At The Movies: Bloodsport (1988)

bloodsport1988

Bloodsport

★★★☆☆

1988 • 92 minutes • Universal Studios

When it comes to the two major bad movie podcasts, The Flop House and How Did This Get Made, I’m a Flop House woman through and through. It’s always a delightful surprise whenever a new episode turns up in my Overcast app (my podcast application of choice), even though the podcast comes out every other Saturday. I listen to every episode twice, and some, especially the gutbustingly funny Labor Day episode, more than that. I’ve even been to a live show, which goes to show you the power of the hometown advantage.

Nonetheless, I am quite fond of How Did This Get Made, their rowdier Los Angeles-based counterpart, if only because of the infectious energy of Jason Mantzoukas. (The prim suspicion of June Diane Raphael is a close second in my heart.) I nearly cried laughing on the subway listening to Mantzoukas describe exactly how Xanadu went wildly overbudget. Despite their common genre, comparing the two podcasts is like comparing apples and oranges; the energy is just so different.

And that is nowhere more apparent than in their live episode on Bloodsport, which made me laugh so much that I had to seek out the film.

Bloodsport is the film that launched Jean-Claude Van Damme’s career—although it’s not his first film. He plays Frank Dux, an American military officer who goes to Hong Kong to participate in the Kumite (the bloodsport of the title) to… avenge the death of his sensei’s son? His motivation is unclear, but who needs things like character motivation and plot when Van Damme is kicking butt and doing the splits?

Despite being a late eighties film (so often a hit and miss period for me), Bloodsport is nonetheless exactly the kind of eighties movie that takes me to a very special place. It’s hard to describe, but imagine watching television at three in the morning in a wood-paneled basement as a preteen in 1985. That’s about as close as I can get you to my peculiar brand of eighties-induced nirvana. I don’t know if it’s because I was bitten by a radioactive I Love the 80s as a wee lass or if it’s because I have a significantly older sibling. Bloodsport achieves this through its mediocre production values and utter commitment to its premise—or, to be more specific, commitment to the (allegedly!) tall tales of Frank Dux.

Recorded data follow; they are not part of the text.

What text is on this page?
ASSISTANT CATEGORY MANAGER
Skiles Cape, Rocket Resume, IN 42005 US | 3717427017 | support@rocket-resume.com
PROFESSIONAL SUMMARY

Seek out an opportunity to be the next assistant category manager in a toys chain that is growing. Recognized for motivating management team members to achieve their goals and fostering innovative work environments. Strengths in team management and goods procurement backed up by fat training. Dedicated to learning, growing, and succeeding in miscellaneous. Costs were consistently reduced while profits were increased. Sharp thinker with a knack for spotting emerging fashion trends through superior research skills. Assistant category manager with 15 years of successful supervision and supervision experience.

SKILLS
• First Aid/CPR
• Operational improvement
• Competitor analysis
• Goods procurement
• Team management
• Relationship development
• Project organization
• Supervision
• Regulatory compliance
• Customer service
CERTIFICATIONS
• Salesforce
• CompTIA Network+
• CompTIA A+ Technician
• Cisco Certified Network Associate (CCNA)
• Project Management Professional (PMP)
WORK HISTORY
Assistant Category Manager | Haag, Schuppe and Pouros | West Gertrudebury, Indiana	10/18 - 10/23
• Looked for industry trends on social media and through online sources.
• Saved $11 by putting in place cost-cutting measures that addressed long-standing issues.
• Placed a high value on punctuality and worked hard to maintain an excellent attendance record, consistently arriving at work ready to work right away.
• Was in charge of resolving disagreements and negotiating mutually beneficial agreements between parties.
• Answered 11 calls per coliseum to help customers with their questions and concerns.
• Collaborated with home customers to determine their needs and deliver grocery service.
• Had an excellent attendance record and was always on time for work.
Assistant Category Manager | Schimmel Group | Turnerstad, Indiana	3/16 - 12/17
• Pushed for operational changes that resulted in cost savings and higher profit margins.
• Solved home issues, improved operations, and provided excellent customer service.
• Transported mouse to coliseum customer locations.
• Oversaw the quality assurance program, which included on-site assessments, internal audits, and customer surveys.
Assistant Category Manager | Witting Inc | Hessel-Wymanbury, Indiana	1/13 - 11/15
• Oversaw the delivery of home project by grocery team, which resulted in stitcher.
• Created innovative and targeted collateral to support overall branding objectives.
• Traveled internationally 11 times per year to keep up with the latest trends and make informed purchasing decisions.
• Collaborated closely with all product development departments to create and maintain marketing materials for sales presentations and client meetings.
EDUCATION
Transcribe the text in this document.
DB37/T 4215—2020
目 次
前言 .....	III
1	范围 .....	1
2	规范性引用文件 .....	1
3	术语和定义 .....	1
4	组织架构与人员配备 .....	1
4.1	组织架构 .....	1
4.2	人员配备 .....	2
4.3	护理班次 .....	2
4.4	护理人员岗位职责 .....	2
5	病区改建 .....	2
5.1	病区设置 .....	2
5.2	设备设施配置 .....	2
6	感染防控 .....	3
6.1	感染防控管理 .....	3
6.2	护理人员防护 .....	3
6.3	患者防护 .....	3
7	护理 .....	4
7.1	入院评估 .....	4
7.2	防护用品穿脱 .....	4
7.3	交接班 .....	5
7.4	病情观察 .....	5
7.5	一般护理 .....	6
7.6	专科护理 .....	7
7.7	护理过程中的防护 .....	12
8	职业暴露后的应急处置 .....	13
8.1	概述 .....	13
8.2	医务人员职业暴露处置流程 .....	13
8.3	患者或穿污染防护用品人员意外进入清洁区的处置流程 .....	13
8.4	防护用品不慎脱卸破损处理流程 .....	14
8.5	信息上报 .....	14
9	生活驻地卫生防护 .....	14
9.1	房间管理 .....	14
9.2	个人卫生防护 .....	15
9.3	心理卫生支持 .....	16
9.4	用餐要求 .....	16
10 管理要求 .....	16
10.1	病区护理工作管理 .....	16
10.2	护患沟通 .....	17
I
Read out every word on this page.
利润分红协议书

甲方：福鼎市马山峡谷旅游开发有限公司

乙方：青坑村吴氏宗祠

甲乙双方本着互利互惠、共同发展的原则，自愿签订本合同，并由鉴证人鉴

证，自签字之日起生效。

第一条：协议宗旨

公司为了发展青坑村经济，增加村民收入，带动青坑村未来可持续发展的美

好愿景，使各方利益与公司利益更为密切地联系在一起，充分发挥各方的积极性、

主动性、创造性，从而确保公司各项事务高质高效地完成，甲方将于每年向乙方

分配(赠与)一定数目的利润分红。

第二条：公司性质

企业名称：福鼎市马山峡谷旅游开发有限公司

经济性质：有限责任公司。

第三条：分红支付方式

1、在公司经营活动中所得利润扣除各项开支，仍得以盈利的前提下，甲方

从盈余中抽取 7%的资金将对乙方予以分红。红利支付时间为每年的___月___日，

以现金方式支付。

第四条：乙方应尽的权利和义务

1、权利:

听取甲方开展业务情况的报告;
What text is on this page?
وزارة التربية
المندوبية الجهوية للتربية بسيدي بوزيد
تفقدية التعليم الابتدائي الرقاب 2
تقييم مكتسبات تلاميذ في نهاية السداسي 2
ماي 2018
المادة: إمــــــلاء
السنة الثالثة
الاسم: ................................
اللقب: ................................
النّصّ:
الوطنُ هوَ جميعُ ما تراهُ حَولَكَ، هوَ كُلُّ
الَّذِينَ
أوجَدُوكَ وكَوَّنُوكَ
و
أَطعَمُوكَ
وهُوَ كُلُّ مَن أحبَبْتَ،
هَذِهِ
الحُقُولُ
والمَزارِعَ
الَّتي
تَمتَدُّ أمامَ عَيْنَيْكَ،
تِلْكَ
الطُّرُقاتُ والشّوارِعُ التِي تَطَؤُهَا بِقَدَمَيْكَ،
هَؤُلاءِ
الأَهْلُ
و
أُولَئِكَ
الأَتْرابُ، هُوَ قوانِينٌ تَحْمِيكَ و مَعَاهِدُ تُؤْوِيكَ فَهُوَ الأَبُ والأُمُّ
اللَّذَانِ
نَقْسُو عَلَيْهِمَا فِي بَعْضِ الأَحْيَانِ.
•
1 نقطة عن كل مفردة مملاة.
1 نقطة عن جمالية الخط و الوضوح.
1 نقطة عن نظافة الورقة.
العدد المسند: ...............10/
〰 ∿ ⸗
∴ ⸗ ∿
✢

Yes, Bloodsport is based on a true story. Blake J. Harris writes the companion oral histories that accompany each episode of How Did This Get Made (which is so awesome!), and he spoke to the real Frank Dux. I haven’t read that article yet—I’m… saving it, I guess? I dunno—but I like to think that this is what gives Bloodsport its cult classic status. If you go into Bloodsport blind, savoring its utter camp (like a flashback that lasts the entire first act or the fact that being drawn and quartered is considering a viable training method), the reveal at the end of Dux’s (allegedly false!) Kumite record will blow your mind.

It’s by no means essential, but it’s fun to watch with the right company.

I watched this film on Netflix.

2 thoughts on “At The Movies: Bloodsport (1988)

  1. How Did This Get Made is, by far, my favorite walking-to-work podcast, and the reason strangers on the street think I am smirking at them. Have you listened to the episode where they talk through A View to a Kill? It is a thing of beauty.